Pero, como las constituciones, al igual que el Derecho en general, deben responder a las dinámicas y mutaciones de las sociedades, todos estos hechos sangrientos de los últimos años están mostrando que los Estados Unidos van a tener que revisar la enmienda que convalidó el armamento general del pueblo norteamericano y correspondió a otro momento de la historia del mundo.

Pues con todo y lo espléndida, progresista y paradigmática que ha sido y es la democracia estadounidense, hoy en la letra inalterada de esa enmienda se están originando acontecimientos demenciales como los de Connecticut.

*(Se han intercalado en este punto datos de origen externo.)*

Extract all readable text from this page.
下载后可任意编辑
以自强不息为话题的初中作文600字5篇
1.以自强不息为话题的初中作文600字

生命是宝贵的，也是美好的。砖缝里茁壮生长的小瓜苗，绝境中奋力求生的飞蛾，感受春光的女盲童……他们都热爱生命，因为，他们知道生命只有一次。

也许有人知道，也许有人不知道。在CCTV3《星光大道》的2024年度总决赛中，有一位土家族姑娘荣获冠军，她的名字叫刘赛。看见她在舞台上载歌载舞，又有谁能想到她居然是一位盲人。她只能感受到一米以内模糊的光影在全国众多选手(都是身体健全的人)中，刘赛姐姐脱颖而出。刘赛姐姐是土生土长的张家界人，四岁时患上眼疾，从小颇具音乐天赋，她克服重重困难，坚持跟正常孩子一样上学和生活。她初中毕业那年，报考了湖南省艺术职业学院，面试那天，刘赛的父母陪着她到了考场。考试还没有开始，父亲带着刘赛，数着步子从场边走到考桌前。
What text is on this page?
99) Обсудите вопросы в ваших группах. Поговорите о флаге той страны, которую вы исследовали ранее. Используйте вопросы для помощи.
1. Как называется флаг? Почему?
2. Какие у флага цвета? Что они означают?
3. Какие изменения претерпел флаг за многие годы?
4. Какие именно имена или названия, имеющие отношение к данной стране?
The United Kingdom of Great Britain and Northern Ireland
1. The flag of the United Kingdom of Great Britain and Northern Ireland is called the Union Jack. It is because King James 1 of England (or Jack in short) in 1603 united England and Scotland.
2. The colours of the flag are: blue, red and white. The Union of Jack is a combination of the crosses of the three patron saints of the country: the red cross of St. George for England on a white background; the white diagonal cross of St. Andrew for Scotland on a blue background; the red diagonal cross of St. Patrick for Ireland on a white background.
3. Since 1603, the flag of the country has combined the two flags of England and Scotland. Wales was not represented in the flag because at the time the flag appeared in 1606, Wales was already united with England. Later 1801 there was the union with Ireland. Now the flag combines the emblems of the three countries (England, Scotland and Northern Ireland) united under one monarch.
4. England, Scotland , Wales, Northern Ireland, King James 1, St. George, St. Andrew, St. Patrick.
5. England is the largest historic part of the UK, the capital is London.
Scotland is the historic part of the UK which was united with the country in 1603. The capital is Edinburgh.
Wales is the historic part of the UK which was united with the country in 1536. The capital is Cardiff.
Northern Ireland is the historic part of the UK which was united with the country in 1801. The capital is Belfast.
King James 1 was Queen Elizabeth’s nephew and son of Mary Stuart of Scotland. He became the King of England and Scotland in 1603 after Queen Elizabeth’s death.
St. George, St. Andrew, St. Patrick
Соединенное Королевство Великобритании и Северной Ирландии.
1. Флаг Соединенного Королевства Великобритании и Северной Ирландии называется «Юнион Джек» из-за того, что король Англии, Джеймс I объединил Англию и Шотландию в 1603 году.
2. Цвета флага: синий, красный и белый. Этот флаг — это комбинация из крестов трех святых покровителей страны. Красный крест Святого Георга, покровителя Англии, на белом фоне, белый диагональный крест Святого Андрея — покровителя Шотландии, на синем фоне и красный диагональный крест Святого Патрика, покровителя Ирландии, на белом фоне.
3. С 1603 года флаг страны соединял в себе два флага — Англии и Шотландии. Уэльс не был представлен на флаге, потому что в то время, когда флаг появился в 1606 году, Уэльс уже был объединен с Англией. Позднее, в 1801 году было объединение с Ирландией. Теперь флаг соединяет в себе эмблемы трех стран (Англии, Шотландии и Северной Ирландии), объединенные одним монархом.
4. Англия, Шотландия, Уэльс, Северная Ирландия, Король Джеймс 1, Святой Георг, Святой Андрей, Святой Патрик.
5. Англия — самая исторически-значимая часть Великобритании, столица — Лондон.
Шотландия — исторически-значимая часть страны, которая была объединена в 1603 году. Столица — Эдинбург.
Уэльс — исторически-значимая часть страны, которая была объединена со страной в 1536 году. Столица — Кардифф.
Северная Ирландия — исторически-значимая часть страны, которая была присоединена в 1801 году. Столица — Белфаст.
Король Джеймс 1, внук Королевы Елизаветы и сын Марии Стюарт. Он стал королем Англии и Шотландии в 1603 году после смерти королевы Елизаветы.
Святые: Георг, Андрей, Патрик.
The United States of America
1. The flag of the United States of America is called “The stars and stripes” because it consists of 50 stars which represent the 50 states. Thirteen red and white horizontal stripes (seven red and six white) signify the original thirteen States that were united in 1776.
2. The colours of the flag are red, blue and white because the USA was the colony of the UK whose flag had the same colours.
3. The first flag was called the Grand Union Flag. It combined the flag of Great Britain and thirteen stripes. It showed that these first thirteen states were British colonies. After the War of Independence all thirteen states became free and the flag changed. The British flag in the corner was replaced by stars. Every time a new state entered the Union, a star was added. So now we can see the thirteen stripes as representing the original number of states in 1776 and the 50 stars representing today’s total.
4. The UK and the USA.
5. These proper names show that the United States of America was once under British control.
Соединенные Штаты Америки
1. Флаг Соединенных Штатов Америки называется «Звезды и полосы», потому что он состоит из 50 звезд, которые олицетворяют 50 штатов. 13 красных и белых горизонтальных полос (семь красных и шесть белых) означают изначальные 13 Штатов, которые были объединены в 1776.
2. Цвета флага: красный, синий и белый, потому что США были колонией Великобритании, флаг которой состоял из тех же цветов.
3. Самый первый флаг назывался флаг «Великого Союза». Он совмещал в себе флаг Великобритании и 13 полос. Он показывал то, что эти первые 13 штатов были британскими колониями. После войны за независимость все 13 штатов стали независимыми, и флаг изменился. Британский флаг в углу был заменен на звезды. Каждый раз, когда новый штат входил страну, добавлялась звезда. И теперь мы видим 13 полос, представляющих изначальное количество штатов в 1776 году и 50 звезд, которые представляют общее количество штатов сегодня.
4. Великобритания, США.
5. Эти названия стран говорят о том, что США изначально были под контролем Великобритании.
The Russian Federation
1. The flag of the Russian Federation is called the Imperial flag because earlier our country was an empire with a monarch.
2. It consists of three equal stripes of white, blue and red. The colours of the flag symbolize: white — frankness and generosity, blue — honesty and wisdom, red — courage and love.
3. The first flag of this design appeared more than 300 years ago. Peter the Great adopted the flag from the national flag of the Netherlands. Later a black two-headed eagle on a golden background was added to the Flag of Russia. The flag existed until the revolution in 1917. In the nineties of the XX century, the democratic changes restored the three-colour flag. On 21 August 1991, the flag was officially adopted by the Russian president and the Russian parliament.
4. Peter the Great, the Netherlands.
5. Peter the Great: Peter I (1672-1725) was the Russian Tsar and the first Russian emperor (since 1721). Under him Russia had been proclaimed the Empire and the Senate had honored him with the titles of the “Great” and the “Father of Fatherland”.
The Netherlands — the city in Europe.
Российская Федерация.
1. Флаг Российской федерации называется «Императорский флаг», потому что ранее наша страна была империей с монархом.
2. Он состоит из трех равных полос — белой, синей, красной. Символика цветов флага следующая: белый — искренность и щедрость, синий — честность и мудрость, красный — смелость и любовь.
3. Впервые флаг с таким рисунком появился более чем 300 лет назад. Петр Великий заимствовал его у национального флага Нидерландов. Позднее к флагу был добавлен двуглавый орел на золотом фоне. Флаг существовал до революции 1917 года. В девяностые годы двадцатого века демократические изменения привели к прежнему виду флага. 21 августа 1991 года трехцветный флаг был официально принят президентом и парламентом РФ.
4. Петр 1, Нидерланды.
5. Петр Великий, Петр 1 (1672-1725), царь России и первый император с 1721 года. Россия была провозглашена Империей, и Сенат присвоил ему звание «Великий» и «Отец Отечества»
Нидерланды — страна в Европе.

El mayor obstáculo para intervenir la Constitución ha provenido, por supuesto, del hecho de que las armas se convirtieron en esta superpotencia del capitalismo –como era previsible en una sociedad tan abierta y competitiva en materia de negocios– en un jugoso comercio alrededor del cual se han constituido unos intereses muy poderosos y con la fuerza económica y política suficiente para frenar cualquier intentona de reforma a la emblemática Constitución norteamericana. En el centro del negocio de las armas está la denominada Asociación Nacional del Rifle, cuya influyente vocería ha logrado impedir cambios de fondo en el tema.

Podrían jugar, sin embargo, a favor de una política pública orientada al desarme ciudadano el mismo sentimiento de rechazo y miedo de los estadounidenses y la voluntad del presidente Obama, que ya no tiene la presión de una nueva campaña electoral, y que podría plantearse pasar a la historia como el mandatario que se atrevió a liderar la modificación de la Constitución.

Sería, por lo demás, un buen ejemplo el que Estados Unidos enviaría al mundo. Sería una invitación a todos los países y gobiernos a asumir –como parte de sus esfuerzos de seguridad y convivencia– el desarme de los civiles. El dolor de Connecticut debería generar cambios.